Panel data (longitudinal data) tracks the same units (individuals, firms, countries) over multiple time periods, producing observations indexed by both unit i and time t. This two-dimensional structure allows researchers to control for time-invariant unobserved characteristics (individual fixed effects) that would cause omitted variable bias in cross-sectional regressions. The key decomposition is y_it = α_i + x_it'β + u_it, where α_i captures all stable unit-specific factors. Panels can be balanced (all units observed every period) or unbalanced (missing observations). The Hausman test helps decide between fixed and random effects specifications.
Contrast the cross-sectional and panel estimates of the effect of union membership on wages — the panel estimate, controlling for worker fixed effects, is typically much smaller, illustrating that high-ability workers disproportionately select into unions.
Cross-sectional regression has a fundamental weakness you encountered in endogeneity: if the units you observe differ in some stable, unobserved way that also correlates with your treatment variable, your estimates are biased. Imagine estimating the wage premium for union membership. Union workers may systematically be higher-ability workers who would have earned more regardless. A cross-sectional regression comparing union and non-union workers cannot separate the union premium from selection — workers with better outside options may be more likely to join and also to negotiate higher wages. Panel data offers a different strategy: instead of comparing different people, compare the *same person to themselves* over time.
The model y_it = α_i + x_it'β + u_it formalizes this. The individual fixed effect α_i absorbs everything stable about person i — ability, family background, temperament, personality — regardless of whether you can measure any of it. Because α_i is constant over time, it cancels out when you look at changes within the same person. If you observe a worker before and after joining a union, their unobserved ability shows up identically in both observations and drops out of the comparison. What remains is the within-person variation in x_it (union status changed) and the within-person variation in y_it (wages changed), isolating the effect of the treatment from the stable confounders.
The two-dimensional structure (units i and time periods t) gives panel data its power through the decomposition of variation. Total variation in the data has two components: between variation (differences across units, like comparing different people) and within variation (differences within the same unit over time, like one person's changes). Fixed effects estimation uses only the within variation, making it immune to bias from time-invariant omitted variables — the α_i terms are eliminated. This is why the within estimator can be understood as applying OLS to the demeaned data: subtract each unit's time-average from every observation, and the fixed effects disappear.

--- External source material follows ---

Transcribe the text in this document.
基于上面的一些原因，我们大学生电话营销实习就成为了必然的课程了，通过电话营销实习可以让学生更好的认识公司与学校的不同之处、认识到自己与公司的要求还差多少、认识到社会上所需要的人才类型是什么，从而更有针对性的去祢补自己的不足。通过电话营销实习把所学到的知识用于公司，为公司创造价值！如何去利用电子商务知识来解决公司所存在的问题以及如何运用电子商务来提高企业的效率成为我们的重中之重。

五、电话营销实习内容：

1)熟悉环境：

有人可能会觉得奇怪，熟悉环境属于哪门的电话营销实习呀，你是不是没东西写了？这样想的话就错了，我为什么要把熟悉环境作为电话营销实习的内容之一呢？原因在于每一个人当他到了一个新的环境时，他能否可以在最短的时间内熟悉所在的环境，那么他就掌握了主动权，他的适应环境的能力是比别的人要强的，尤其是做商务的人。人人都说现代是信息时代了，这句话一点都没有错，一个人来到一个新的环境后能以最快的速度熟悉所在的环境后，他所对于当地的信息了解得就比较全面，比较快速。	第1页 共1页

The Hausman test helps navigate a fundamental choice: should α_i be treated as fixed parameters to be estimated (a fixed effects model), or as random draws from a population distribution that are uncorrelated with x_it (a random effects model)? Random effects is more efficient — it uses both within and between variation — but requires the strong assumption that the individual effects are uncorrelated with the regressors. If that assumption fails (the usual case when you're worried about omitted variable bias), random effects is inconsistent and fixed effects is required. The Hausman test checks whether the two estimates differ significantly, which would indicate that the random effects assumption is violated. Finally, note the key misconception: fixed effects removes time-invariant confounders, but time-*varying* omitted variables still cause bias — a promotion decision that precedes both union joining and wage growth would still confound your estimate even with panel data.